Well, the universe did get me out of that and into college, and being an English major. I was sure teaching college would a big boost upward, out of the realm of girl work into the brave new world brought to us by the 1960's. Not that we knew it was happening even to us in middle-class middle America. We watched the British singing sensation, The Beatles, on the Ed Sullivan show, and didn't really get it. By the time they produced Sgt. Pepper though, I was first to buy it, and unveiled it at a party for my students. That was the high point of my teaching career, that first year, that party.
Actually, teaching college freshman and sophomores, which is what you're doomed to until you prove yourself with years of grueling labor, a kind of hazing, this kind of teaching is not an improvement over being a secretary in the general engineering department of Firestone Tire & Rubber Company. As a secretary, I got to go home at night without a stack of fifty themes to grade. I had clearly defined tasks which I could complete. I was bored by the work, but never exhausted.

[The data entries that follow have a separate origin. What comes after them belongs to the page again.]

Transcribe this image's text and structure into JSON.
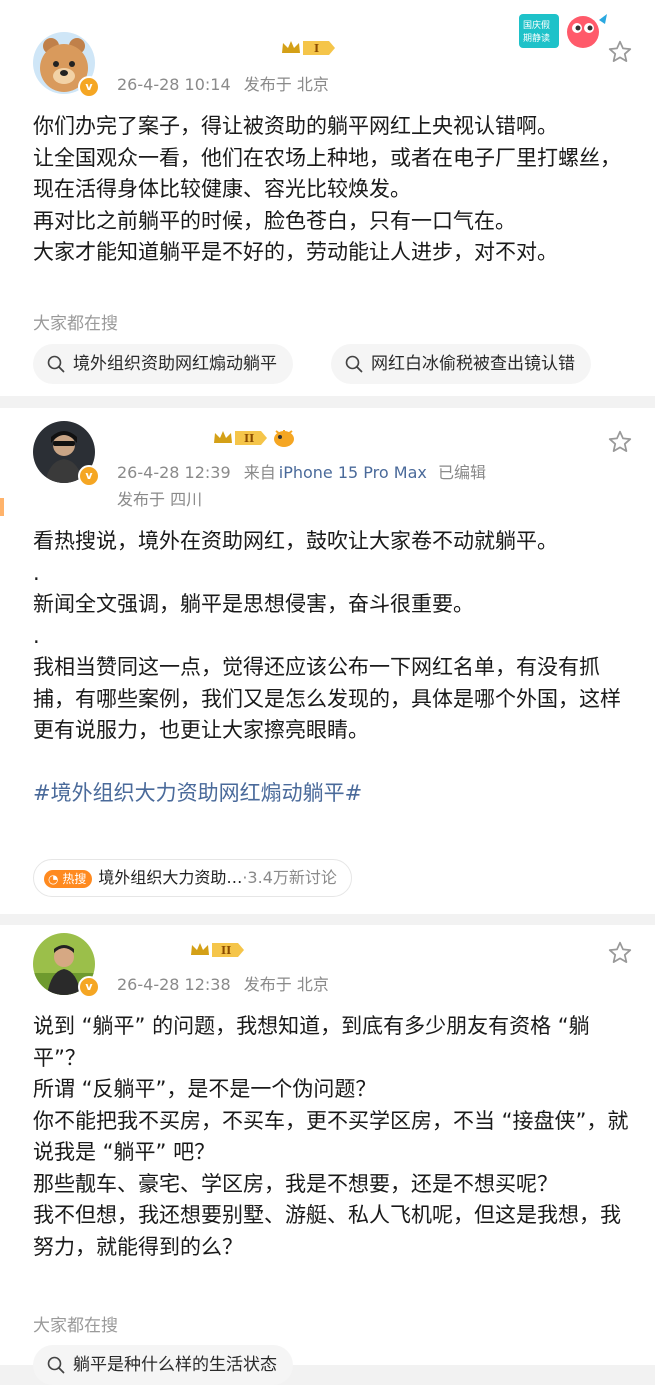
{
  "posts": [
    {
      "time": "26-4-28 10:14",
      "source": "",
      "edited": "",
      "location": "发布于 北京",
      "level_label": "I",
      "paragraphs": [
        "你们办完了案子，得让被资助的躺平网红上央视认错啊。",
        "让全国观众一看，他们在农场上种地，或者在电子厂里打螺丝，现在活得身体比较健康、容光比较焕发。",
        "再对比之前躺平的时候，脸色苍白，只有一口气在。",
        "大家才能知道躺平是不好的，劳动能让人进步，对不对。"
      ],
      "search_title": "大家都在搜",
      "search_chips": [
        "境外组织资助网红煽动躺平",
        "网红白冰偷税被查出镜认错"
      ]
    },
    {
      "time": "26-4-28 12:39",
      "source_prefix": "来自",
      "source": "iPhone 15 Pro Max",
      "edited": "已编辑",
      "location": "发布于 四川",
      "level_label": "II",
      "paragraphs": [
        "看热搜说，境外在资助网红，鼓吹让大家卷不动就躺平。",
        ".",
        "新闻全文强调，躺平是思想侵害，奋斗很重要。",
        ".",
        "我相当赞同这一点，觉得还应该公布一下网红名单，有没有抓捕，有哪些案例，我们又是怎么发现的，具体是哪个外国，这样更有说服力，也更让大家擦亮眼睛。"
      ],
      "hashtag": "#境外组织大力资助网红煽动躺平#",
      "hot": {
        "badge": "热搜",
        "topic": "境外组织大力资助…",
        "count": "·3.4万新讨论"
      }
    },
    {
      "time": "26-4-28 12:38",
      "location": "发布于 北京",
      "level_label": "II",
      "paragraphs": [
        "说到 “躺平” 的问题，我想知道，到底有多少朋友有资格 “躺平”？",
        "所谓 “反躺平”，是不是一个伪问题？",
        "你不能把我不买房，不买车，更不买学区房，不当 “接盘侠”，就说我是 “躺平” 吧？",
        "那些靓车、豪宅、学区房，我是不想要，还是不想买呢？",
        "我不但想，我还想要别墅、游艇、私人飞机呢，但这是我想，我努力，就能得到的么？"
      ],
      "search_title": "大家都在搜",
      "search_chips": [
        "躺平是种什么样的生活状态"
      ]
    }
  ],
  "sticker_text": "国庆假期静读",
  "colors": {
    "accent_blue": "#4a6a9a",
    "vip_orange": "#f5a623",
    "hot_orange": "#ff8a1f"
  }
}
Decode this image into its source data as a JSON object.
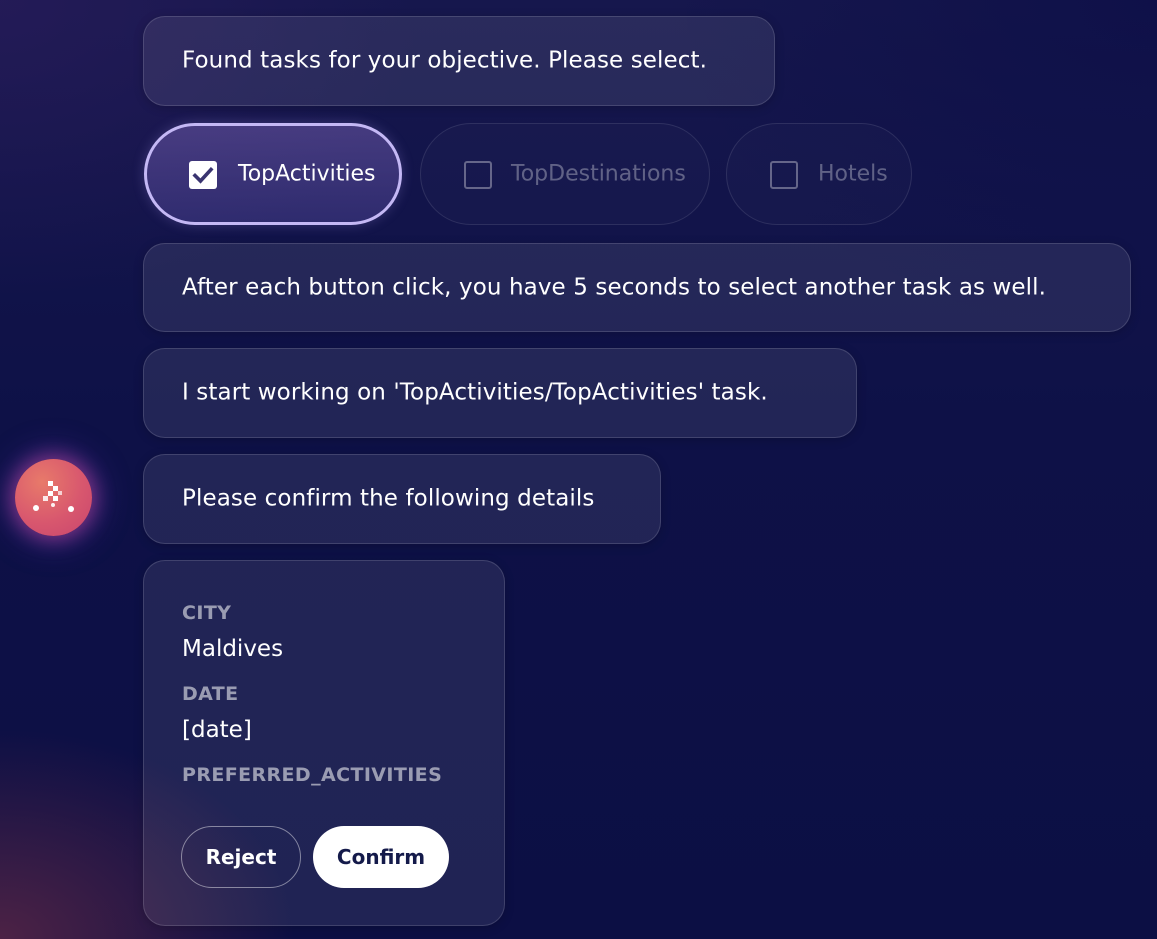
{
  "messages": {
    "found_tasks": "Found tasks for your objective. Please select.",
    "button_hint": "After each button click, you have 5 seconds to select another task as well.",
    "start_working": "I start working on 'TopActivities/TopActivities' task.",
    "confirm_prompt": "Please confirm the following details"
  },
  "tasks": [
    {
      "label": "TopActivities",
      "checked": true
    },
    {
      "label": "TopDestinations",
      "checked": false
    },
    {
      "label": "Hotels",
      "checked": false
    }
  ],
  "details": {
    "city_label": "CITY",
    "city_value": "Maldives",
    "date_label": "DATE",
    "date_value": "[date]",
    "preferred_label": "PREFERRED_ACTIVITIES",
    "preferred_value": ""
  },
  "actions": {
    "reject_label": "Reject",
    "confirm_label": "Confirm"
  },
  "colors": {
    "background": "#0e1147",
    "selected_chip_border": "#c4b8f5",
    "confirm_text": "#141a4a",
    "avatar": "#d8576e"
  },
  "icons": {
    "avatar": "assistant-logo-icon",
    "checked": "checkbox-checked-icon",
    "unchecked": "checkbox-empty-icon"
  }
}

Teaching freshman English, though, turned out not to be so much about meaningful work as I had imagined. . . I tried to learn how to teach writing, and the more I read about it, the more I could see that it couldn't be taught at a late age in a classroom of 25 students who don't want to be there. As for teaching American literature, what was our purpose in that class? To teach kids who the major figures were? But that kept changing. To get kids to love delicately crafted and profoundly sensitive written works? How do you do that? Many scholars think it has to be done at an early age, maybe by being read to by your parents. By the time we got kids in college, their hatred of what they had to read was formed. In 1995 I left academia not knowing where to go, just wanting out.

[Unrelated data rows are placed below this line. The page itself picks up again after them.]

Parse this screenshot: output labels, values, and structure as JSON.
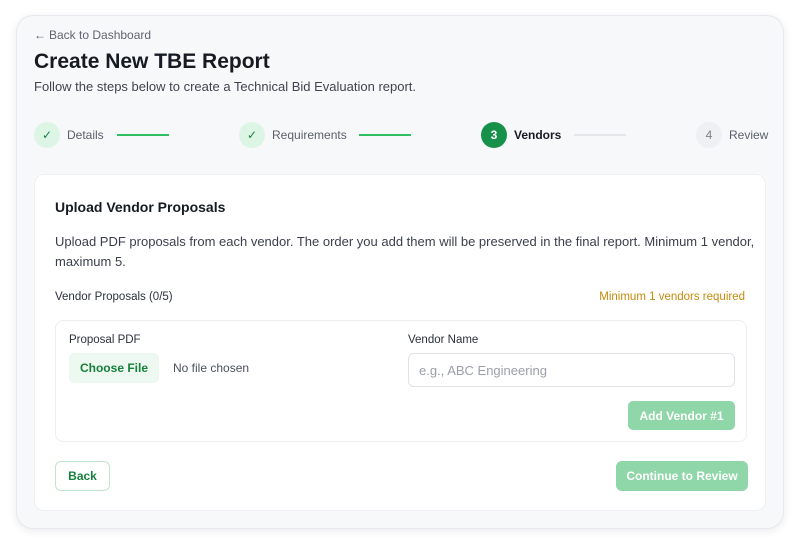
{
  "header": {
    "back_link": "Back to Dashboard",
    "title": "Create New TBE Report",
    "subtitle": "Follow the steps below to create a Technical Bid Evaluation report."
  },
  "stepper": {
    "steps": [
      {
        "marker": "✓",
        "label": "Details",
        "state": "done"
      },
      {
        "marker": "✓",
        "label": "Requirements",
        "state": "done"
      },
      {
        "marker": "3",
        "label": "Vendors",
        "state": "active"
      },
      {
        "marker": "4",
        "label": "Review",
        "state": "pending"
      }
    ]
  },
  "card": {
    "title": "Upload Vendor Proposals",
    "description": "Upload PDF proposals from each vendor. The order you add them will be preserved in the final report. Minimum 1 vendor, maximum 5.",
    "proposals_label": "Vendor Proposals (0/5)",
    "min_warning": "Minimum 1 vendors required",
    "form": {
      "pdf_label": "Proposal PDF",
      "choose_file": "Choose File",
      "no_file": "No file chosen",
      "vendor_label": "Vendor Name",
      "vendor_placeholder": "e.g., ABC Engineering",
      "vendor_value": "",
      "add_button": "Add Vendor #1"
    },
    "back_button": "Back",
    "continue_button": "Continue to Review"
  },
  "colors": {
    "accent": "#17904a",
    "accent_disabled": "#8fd6a9",
    "warning": "#c48a0c"
  }
}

It has been a tremendously steep learning curve for me to figure out what I liked to do - create. Anything. Learn anything. Then I got all knotted up in trying to commodify what I did, for the deepest mid-century belief my parents shared was that money is everything. My father meant what he said, that Mother Theresa was a scam, that my cousin Wanda and her husband, who took in foster children, had some material motive. Money was the only conceivable motive. Worth was about money. No wonder I liked Buddhism when I found it, those stories about hermit monks who owned nothing but one robe, one bowl, and left their poems scrawled on boulders, or pinned to the wall of an inn. The very idea of not striving. Not striving?! Striving was everything, too. If I could write a book, I would look at the tragedies wrought by that Western belief.
Moving from "ought" to "like" is in a way the life story of anyone raised in the fifties, but I suppose it's a natural part of human development; children want to please their parents and teachers, learn the rules, be accepted in society. From then on, you're becoming your own person by following your own crooked path. I have a Brush Dance card on my desk with a saying by Lao Tsu. Maybe I have posted it before:
The way is simple,The way is simple, the heart way, and the heart is a good guide, but I don't know anyone who hasn't had to take a crooked path to get there.
but the crooked path is more popular.